Acteur incontournable du monde des affaires au Bénin, il était soutenu par 24 candidats du premier tour réunis au sein de la «coalition de la rupture».

M. Zinsou, ex-banquier d'affaires franco-béninois et candidat des Forces Cauri pour un Bénin émergent (FCBE) de M. Boni Yayi, avait appelé son adversaire dès dimanche soir pour reconnaître sa défaite et le féliciter au cours d'une «conversation cordiale», a-t-il déclaré à l'AFP.

«C'est un geste que j'ai beaucoup apprécié et je l'en félicite. Cela prouve bien que notre démocratie est en bonne marche», a réagi lundi soir M. Talon, qualifiant son adversaire de «grand homme au fair-play admirable» lors d'une courte conférence de presse à Cotonou.

M. Talon va s'atteler en priorité à une réforme constitutionnelle, censée redistribuer les pouvoirs pour l'instant concentrés par le président.
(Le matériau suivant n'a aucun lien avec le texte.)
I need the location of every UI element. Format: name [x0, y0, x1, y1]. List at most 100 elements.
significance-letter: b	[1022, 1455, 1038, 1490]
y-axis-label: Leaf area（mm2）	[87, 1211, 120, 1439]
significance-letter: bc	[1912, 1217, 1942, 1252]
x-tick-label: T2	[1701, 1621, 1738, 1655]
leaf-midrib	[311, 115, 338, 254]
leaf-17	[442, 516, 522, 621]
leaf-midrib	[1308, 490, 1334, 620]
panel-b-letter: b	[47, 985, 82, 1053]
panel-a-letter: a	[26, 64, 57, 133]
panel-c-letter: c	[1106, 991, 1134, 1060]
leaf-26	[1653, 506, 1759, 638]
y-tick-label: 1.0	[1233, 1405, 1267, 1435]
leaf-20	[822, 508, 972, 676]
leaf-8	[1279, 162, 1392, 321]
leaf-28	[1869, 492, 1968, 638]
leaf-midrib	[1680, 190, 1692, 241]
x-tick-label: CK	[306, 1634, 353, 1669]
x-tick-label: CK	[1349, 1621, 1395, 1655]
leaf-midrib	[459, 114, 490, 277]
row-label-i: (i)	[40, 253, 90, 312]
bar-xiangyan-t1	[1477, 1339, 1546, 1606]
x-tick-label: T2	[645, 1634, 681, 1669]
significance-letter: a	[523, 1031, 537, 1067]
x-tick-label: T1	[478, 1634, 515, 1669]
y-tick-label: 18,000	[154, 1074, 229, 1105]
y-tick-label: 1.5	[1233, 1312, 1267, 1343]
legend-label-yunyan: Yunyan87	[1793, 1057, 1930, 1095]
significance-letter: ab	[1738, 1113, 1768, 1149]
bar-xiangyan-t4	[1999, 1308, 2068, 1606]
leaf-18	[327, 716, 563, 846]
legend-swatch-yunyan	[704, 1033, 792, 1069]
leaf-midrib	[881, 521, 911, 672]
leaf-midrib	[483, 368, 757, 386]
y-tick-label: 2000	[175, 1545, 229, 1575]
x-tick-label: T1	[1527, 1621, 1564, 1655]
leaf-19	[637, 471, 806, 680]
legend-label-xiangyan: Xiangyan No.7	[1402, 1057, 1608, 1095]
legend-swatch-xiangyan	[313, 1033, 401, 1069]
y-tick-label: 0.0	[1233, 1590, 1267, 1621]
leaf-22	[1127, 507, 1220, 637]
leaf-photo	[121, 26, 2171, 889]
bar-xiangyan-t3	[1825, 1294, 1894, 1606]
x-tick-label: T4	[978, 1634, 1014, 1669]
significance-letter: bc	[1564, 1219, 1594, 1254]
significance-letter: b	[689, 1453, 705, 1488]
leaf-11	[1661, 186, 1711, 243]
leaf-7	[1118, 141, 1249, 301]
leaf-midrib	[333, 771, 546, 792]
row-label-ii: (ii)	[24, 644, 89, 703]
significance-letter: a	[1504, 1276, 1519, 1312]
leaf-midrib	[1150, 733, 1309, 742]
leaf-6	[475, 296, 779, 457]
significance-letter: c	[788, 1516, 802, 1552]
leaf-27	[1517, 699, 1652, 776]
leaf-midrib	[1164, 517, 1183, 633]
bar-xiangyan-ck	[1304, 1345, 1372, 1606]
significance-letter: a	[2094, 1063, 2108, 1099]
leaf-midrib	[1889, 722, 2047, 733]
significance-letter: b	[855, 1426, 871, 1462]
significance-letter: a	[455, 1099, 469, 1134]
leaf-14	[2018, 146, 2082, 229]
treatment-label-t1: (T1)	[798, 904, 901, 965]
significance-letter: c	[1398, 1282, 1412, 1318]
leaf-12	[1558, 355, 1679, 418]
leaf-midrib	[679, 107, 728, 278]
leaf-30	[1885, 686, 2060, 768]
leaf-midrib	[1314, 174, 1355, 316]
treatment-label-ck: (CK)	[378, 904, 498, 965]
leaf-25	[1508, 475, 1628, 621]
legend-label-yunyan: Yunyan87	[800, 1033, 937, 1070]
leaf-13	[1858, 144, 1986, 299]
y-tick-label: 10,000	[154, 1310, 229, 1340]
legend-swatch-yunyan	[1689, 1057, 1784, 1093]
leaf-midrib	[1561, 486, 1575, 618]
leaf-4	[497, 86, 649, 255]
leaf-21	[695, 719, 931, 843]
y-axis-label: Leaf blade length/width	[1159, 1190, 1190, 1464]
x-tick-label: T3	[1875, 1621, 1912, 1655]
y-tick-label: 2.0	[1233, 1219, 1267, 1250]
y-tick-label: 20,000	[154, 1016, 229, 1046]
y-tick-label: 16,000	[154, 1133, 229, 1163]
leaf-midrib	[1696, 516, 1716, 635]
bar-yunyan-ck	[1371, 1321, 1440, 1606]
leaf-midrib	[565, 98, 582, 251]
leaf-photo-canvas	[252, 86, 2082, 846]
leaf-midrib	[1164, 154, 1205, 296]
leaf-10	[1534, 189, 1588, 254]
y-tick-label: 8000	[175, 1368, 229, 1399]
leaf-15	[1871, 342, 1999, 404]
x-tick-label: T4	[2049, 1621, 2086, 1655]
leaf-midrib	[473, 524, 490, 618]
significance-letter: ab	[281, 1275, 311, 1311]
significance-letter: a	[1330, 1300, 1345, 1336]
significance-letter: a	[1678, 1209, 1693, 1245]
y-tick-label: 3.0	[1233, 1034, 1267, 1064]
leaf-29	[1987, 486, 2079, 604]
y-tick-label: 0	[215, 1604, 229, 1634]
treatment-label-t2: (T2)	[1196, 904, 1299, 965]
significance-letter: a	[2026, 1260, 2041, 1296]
Il souhaite notamment supprimer la possibilité d'un second mandat présidentiel.

«Je suis élu pour cinq ans et je ferai cinq ans, je ne serai pas candidat en 2021 et je ne serai pas éligible», a-t-il insisté.

M. Zinsou, plume du Premier ministre français Laurent Fabius dans les années 80, avait quitté son poste à la tête de PAI Partners, un des plus gros fonds d'investissement européens, pour devenir Premier ministre du Bénin en juin 2015.

«Démocratie solide»

Pendant la campagne, il a été traité de «yovo» («Blanc») par ses détracteurs, qui lui ont reproché d'être «parachuté» par la France, l'ancienne puissance coloniale, pour raviver les réseaux de la «Françafrique».

«A titre personnel, c'est bien mon intention de servir mon pays (...) Il y a de très nombreuses façons de se rendre utile à son pays», a affirmé M. Zinsou à la presse lundi soir.

Le président français François Hollande, qui a adressé au futur président béninois ses «meilleurs voeux de réussite dans l'exercice de son prochain mandat», a salué, dans un communiqué, «la solidité de la démocratie béninoise».

Le taux de participation était de 65,57% au second tour, a précisé M. Tiando, qui a rappelé que les «grandes tendances» publiées par la Commission électorale devaient toutefois être confirmées dans les prochains jours par la Cour Constitutionnelle, qui proclamera officiellement le vainqueur.

Si quelques scènes de liesse ont pu être observées dimanche soir à Cotonou, la capitale économique largement favorable à Patrice Talon, le calme était revenu lundi matin.

La réussite sociale de ce «self-made man» et son goût du luxe font rêver une partie de la jeunesse béninoise, qui voit en lui celui qui saura créer des emplois et de la richesse à l'échelle du pays.

Peu diversifiée, l'économie de ce pays de 10,6 millions d'habitants s'appuie essentiellement sur l'agriculture et le commerce de transit et de réexportation vers son grand voisin et principal partenaire, le Nigeria.

Le prochain président béninois, qui doit être investi le 6 avril, «peut être une chance pour le Bénin s'il met en oeuvre son programme notamment en matière de réformes institutionnelles», estime le chercheur Gilles Yabi, fondateur du cercle de réflexion ouest-africain Wathi, basé à Dakar.

Mais il émet des «réserves quant à la personnalité» de ce personnage controversé, «lui-même en partie responsable du bilan de Boni Yayi».

«M. Talon va être bien obligé de lutter contre la corruption. Nous ne lui laisserons aucun répit. Nous allons le lui exiger», a réagi le militant anti-corruption Martin Assogba, figure de la société civile béninoise.